My heart broke. Being a writer, I conjured up instant possibilities – is he an eccentric millionaire and this is his guilty pleasure? Was that his last dollar and he is returning to his home he’s lived in for seventy years, his last joy a bite of gelato before he ends it all? Or does he live in a doorway, and this is his bid for humanity, if only slight. Is he a widower, and is this his window into the world of the living, for which formal attire is preferred? Or perhaps he’s one of the last living Nazi monsters, comfortably ensconced in Argentina, his cataract glazed eyes replaying his atrocities with every blink?
He dropped the cone with a plop on the floor about halfway through his one scoop, and looked around in embarrassment before scraping it up and tossing it into the garbage. Nobody else saw but me, out of the corner of my eye. He rose, brushed off his threadbare slacks, and left without a word. He didn’t glance at the cashier to perhaps buy another one. He recognized the finality of gravity’s work, and left as quietly as he had come.
I seriously considered going after him and buying him another cone, but didn’t. Why? There was a pride, a frail, birdlike poise to the way he squared his ancient shoulders, even in defeat, and left without attracting attention, as though he was making the best of what he had to work with. Who was I to intrude on his life, his drama, his experience, playing some sort of fat, privileged demi-god of gelato, thinking my overture would change anything other than to impose my existence into his life, and possibly remind him of his own failings, his own inability to buy as many gelatos as he wished, for those with whom he felt empathy? Or to make him uncomfortable because he perhaps could buy the whole town gelato, but carefully compartmentalized his ritual to only one scoop, one time, and the chips fall where they may. Worse, what if that was the last few dimes he had collected, and he’d saved them sedulously, only to watch their worth splat in a gelatinous glob on the floor?
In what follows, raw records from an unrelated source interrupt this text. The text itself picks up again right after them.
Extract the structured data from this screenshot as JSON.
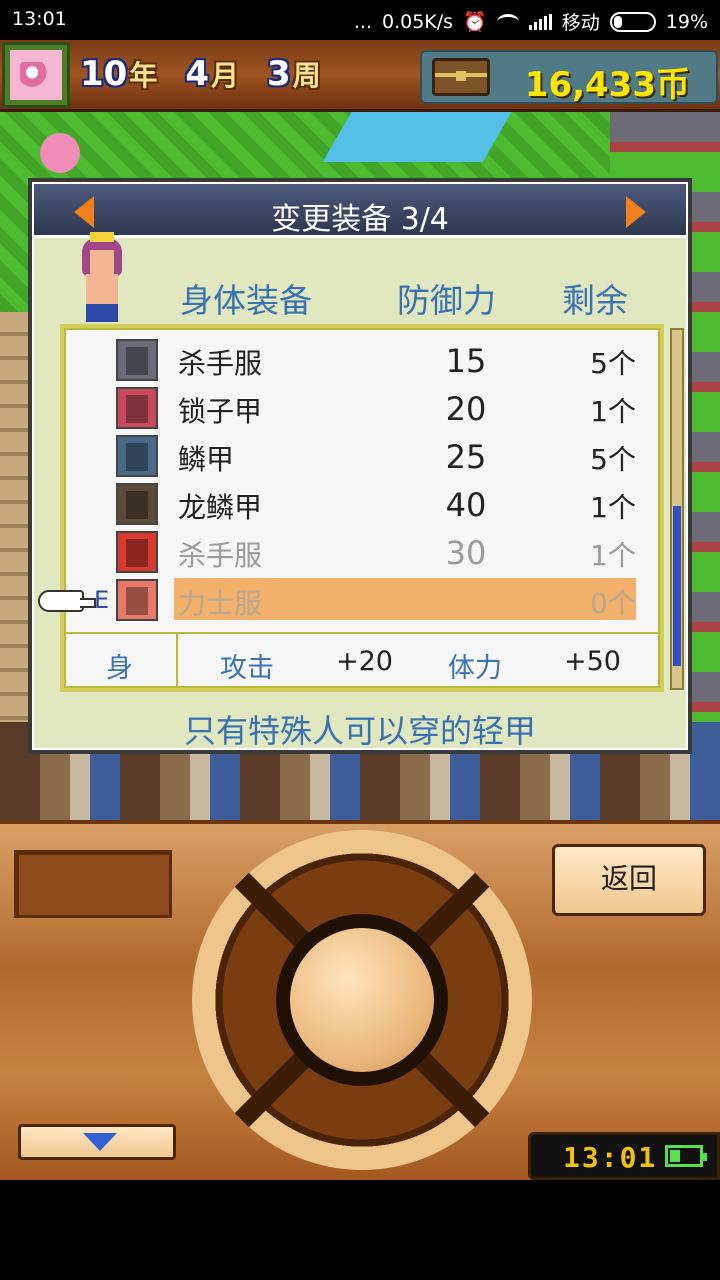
{
  "status_bar": {
    "time": "13:01",
    "dots": "...",
    "net_speed": "0.05K/s",
    "carrier": "移动",
    "battery": "19%"
  },
  "header": {
    "year_num": "10",
    "year_unit": "年",
    "month_num": "4",
    "month_unit": "月",
    "week_num": "3",
    "week_unit": "周",
    "money": "16,433币"
  },
  "dialog": {
    "title": "变更装备 3/4",
    "columns": {
      "name": "身体装备",
      "defense": "防御力",
      "remaining": "剩余"
    },
    "items": [
      {
        "name": "杀手服",
        "defense": "15",
        "qty": "5个",
        "color": "#6a6a78"
      },
      {
        "name": "锁子甲",
        "defense": "20",
        "qty": "1个",
        "color": "#c84a5a"
      },
      {
        "name": "鳞甲",
        "defense": "25",
        "qty": "5个",
        "color": "#4a6a8a"
      },
      {
        "name": "龙鳞甲",
        "defense": "40",
        "qty": "1个",
        "color": "#5a4a3a"
      },
      {
        "name": "杀手服",
        "defense": "30",
        "qty": "1个",
        "color": "#d83a30"
      },
      {
        "name": "力士服",
        "defense": "",
        "qty": "0个",
        "color": "#e87868",
        "equipped": "E"
      }
    ],
    "stats": {
      "slot": "身",
      "attack_label": "攻击",
      "attack_value": "+20",
      "hp_label": "体力",
      "hp_value": "+50"
    },
    "description": "只有特殊人可以穿的轻甲"
  },
  "controller": {
    "back_label": "返回",
    "clock": "13:01"
  },
  "colors": {
    "accent_blue": "#3773b5",
    "selection": "#f2b068",
    "money": "#ffe400"
  }
}
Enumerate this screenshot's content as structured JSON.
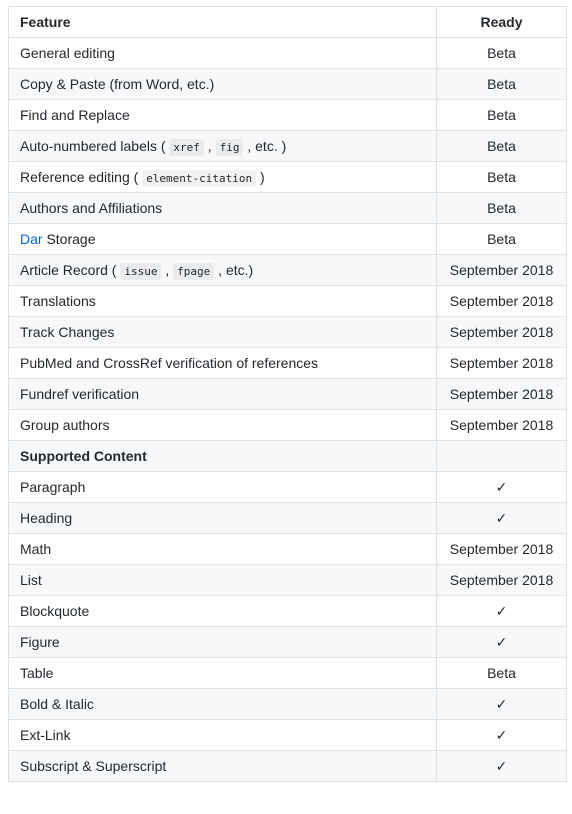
{
  "header": {
    "feature": "Feature",
    "ready": "Ready"
  },
  "rows": [
    {
      "label": "General editing",
      "ready": "Beta"
    },
    {
      "label": "Copy & Paste (from Word, etc.)",
      "ready": "Beta"
    },
    {
      "label": "Find and Replace",
      "ready": "Beta"
    },
    {
      "pre": "Auto-numbered labels ( ",
      "code1": "xref",
      "mid": " , ",
      "code2": "fig",
      "post": " , etc. )",
      "ready": "Beta"
    },
    {
      "pre": "Reference editing ( ",
      "code1": "element-citation",
      "post": " )",
      "ready": "Beta"
    },
    {
      "label": "Authors and Affiliations",
      "ready": "Beta"
    },
    {
      "link": "Dar",
      "post": " Storage",
      "ready": "Beta"
    },
    {
      "pre": "Article Record ( ",
      "code1": "issue",
      "mid": " , ",
      "code2": "fpage",
      "post": " , etc.)",
      "ready": "September 2018"
    },
    {
      "label": "Translations",
      "ready": "September 2018"
    },
    {
      "label": "Track Changes",
      "ready": "September 2018"
    },
    {
      "label": "PubMed and CrossRef verification of references",
      "ready": "September 2018"
    },
    {
      "label": "Fundref verification",
      "ready": "September 2018"
    },
    {
      "label": "Group authors",
      "ready": "September 2018"
    },
    {
      "label": "Supported Content",
      "ready": ""
    },
    {
      "label": "Paragraph",
      "ready": "✓"
    },
    {
      "label": "Heading",
      "ready": "✓"
    },
    {
      "label": "Math",
      "ready": "September 2018"
    },
    {
      "label": "List",
      "ready": "September 2018"
    },
    {
      "label": "Blockquote",
      "ready": "✓"
    },
    {
      "label": "Figure",
      "ready": "✓"
    },
    {
      "label": "Table",
      "ready": "Beta"
    },
    {
      "label": "Bold & Italic",
      "ready": "✓"
    },
    {
      "label": "Ext-Link",
      "ready": "✓"
    },
    {
      "label": "Subscript & Superscript",
      "ready": "✓"
    }
  ]
}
And I would then cheapen that by making it all as though it had never happened, with a “ha ha ha, think nothing of it, here are a few coins, mere trinkets hardly worth consideration?” I both desperately wanted to make his immediate reality better, to show him, hey, see, I got your gelato back, but feared the ramifications of even that smallest of kindnesses, for which I am the poorer for my inaction.
The problem with connectedness is you feel the joy, as well as the pain, and mostly the aimless futility, because it all seems so hollow and pointless much of the time, and it usually is, except for the doing, and even that is questionable. So your instinct is to want to soften that discomfort for others, and yet in doing so, you’re also reducing the authenticity of their experience, and injecting your perspective into their struggle, sometimes for good, sometimes with poor results. An easy way to frame it is trying to soften the blows for your kids, and yet robbing them of the pain that is life’s way of teaching them lessons they must learn to survive and prosper.
But what I do know is that my humanity, that kernel of sentience that’s resisted the caustic ravages of the world to this point, resonates with others at the oddest of times, be they dogs, cats, humans, bugs; and wishes that all of them could have just a brief sojourn from the norm, in a good way. Then back to spiders eating flies, and puppies being collected and gassed or tortured by street kids, and stoned punks roaming streets looking for easier duty than working. For my one divine moment, we would all be sitting with full cones of gelato, savoring that beat in time – puppies in our well groomed laps, their fur stroked by healing hands – with one collective, appreciative, sigh.